Farkına vardığında Ronan’ın kalbi titredi ve rezil hırsızın korkmuş bölgelerinin bu kadar derinliklerinde nasıl göründüğünü anlamaya başladı.
Bir sonraki an, Ronan yüzünde bir çekim kuvveti hissetti, ama ne yazık ki, Cyrus’un baskısıyla karşı koyamadı ve yüzündeki tamamen koyu renkli maske kaybolarak Ace’i ürküten yakışıklı bir yüzü ortaya çıkardı.
Çünkü Ronan’ın yüzü soluk beyazdı ve zifiri siyah bir göz küresi vardı, ama hem beyaz irisleri hem de siyah gözbebekleri vardı; Eh, en azından kitaplarda yazılmıştı.
Gerçek uzun saç rengi de siyah değildi, aynı zamanda beyazdı ve kapkara uzun antilop boynuzları vardı. Bütün bunlar, taktığı o maske yüzünden gizlenmişti.
“Seni piç kurusu, bundan kurtulamayacaksın!” Ronan bilmeden korkunç bir tuzağa düştüğünü biliyordu ve bu hırsız söylentilerin ona söylediğinden çok daha korkunçtu.
“Henüz görülmedi majesteleri ama sanırım bu maskeniz beni bir süre korur, değil mi?” Ace bir parça mutluluk ve alayla sorguladı.

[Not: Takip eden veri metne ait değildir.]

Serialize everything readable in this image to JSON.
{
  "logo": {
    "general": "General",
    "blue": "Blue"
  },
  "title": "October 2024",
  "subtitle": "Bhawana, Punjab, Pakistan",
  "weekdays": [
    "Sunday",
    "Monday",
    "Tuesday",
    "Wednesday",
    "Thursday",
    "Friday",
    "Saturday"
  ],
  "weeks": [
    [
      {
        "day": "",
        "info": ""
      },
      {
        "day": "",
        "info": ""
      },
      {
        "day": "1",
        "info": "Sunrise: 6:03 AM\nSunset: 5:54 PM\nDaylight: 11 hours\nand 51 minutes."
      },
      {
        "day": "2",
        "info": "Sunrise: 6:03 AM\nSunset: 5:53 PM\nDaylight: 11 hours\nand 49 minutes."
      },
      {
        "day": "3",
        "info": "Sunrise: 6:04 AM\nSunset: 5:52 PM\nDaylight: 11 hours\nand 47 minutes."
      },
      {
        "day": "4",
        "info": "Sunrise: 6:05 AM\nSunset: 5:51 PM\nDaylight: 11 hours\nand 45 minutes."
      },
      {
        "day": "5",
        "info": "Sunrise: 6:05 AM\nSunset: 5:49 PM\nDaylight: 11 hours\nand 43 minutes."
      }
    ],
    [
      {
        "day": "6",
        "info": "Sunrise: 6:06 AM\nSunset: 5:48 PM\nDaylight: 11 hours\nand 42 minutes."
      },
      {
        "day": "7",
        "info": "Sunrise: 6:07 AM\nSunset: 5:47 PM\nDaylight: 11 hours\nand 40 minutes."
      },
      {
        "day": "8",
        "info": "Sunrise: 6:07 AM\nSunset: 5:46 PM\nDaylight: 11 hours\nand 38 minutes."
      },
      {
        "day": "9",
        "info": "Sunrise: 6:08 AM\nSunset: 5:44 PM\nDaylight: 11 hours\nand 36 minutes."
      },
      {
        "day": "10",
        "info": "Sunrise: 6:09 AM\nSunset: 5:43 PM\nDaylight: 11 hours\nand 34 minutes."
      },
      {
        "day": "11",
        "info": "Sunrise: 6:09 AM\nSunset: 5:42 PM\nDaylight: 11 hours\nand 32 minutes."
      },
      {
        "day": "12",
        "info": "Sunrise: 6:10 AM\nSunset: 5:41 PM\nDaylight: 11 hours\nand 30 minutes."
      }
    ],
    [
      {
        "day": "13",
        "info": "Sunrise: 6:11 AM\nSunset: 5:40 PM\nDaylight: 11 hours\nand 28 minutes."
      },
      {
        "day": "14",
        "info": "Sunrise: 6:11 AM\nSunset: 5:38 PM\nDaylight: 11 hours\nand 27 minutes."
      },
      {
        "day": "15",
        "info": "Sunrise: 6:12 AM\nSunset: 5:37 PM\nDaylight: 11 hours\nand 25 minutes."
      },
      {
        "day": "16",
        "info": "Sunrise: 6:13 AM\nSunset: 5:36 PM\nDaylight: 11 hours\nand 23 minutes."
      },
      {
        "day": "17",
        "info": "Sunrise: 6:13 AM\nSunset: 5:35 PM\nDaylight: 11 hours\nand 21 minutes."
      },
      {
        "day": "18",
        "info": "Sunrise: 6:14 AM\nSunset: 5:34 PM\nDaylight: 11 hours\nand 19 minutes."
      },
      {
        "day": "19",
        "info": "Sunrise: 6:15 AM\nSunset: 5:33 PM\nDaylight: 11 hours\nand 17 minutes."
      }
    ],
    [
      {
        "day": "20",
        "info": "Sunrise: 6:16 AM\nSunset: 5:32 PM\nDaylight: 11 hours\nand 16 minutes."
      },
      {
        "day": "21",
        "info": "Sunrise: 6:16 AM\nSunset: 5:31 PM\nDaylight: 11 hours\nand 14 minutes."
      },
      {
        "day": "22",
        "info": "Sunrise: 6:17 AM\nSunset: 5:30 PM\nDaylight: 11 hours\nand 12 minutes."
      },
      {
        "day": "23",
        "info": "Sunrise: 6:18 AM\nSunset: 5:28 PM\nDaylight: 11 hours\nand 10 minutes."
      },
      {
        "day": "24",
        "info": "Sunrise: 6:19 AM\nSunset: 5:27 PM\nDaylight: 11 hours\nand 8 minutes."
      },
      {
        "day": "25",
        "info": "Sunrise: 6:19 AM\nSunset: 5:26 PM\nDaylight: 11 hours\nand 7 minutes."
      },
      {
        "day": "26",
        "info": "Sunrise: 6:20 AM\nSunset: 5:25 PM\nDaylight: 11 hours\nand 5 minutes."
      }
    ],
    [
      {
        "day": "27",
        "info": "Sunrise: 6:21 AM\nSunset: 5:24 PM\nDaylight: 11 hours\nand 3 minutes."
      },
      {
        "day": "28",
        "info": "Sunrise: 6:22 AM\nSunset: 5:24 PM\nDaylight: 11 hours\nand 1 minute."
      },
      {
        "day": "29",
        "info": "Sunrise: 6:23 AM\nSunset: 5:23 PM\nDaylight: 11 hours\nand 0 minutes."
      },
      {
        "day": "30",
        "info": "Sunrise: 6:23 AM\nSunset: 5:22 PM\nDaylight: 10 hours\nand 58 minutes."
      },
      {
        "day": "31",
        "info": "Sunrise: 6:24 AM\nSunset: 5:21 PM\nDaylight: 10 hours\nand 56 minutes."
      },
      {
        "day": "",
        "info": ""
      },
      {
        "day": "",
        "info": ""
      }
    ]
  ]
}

Bu sırada Ronan’ın üzerinde aniden bir ışık parladı ve bu onu tamamen ürküttü ama hiçbir şey olmadı.
Bin yüz maskesiyle Ronan’ın yüzünü az önce tarayan ve Archie’nin görünümüne sahip olan Şeytani Yiyen Maskesini çıkarırken hızla görünüşünü alan Ace’di.
Ronan’ın o siyah maskesine sahip olduğundan, artık buna ihtiyacı yoktu ve yüzünü taramak için bir İmparatorluk Prensi üzerinde kim aklını kullanmaya cesaret edebilirdi?
Üstelik Ronan’dan aldığı maske, tamamen gizlenmek için yapıldığı için oldukça tuhaftı. Ace onu taktığı an, tıpkı Ronan gibi, Ronan’ın boynuzları, saç rengi ve her ırksal özelliği değişti ve Ace, altında Ronan’ın görünümünü giymese bile kimse onun Ronan olduğunu anlamayacaktı.
Winter, Ace’in tıpkı o Prens gibi göründüğünü ve herhangi bir aurası olmadığını görünce de şaşırmıştı.
Yine de, Ace onu değiştirdiğinde görünüşünü zaten gördüğü için artık Ronan’a dönüşebilirdi. Üstelik bu, onun en yetkin olduğu konuydu.
Daha sonra Ace’in cübbesi değişmeye başlar ve artık tıpkı Ronan’a benzer ve her şey yolunda gittiği için rahat bir nefes alır.
Gerçekte sadece beş dakika geçmişti ama Beşinci İmparatorluk Prensi’nin bu küçük pencerede değiştiğini kim hayal edebilirdi?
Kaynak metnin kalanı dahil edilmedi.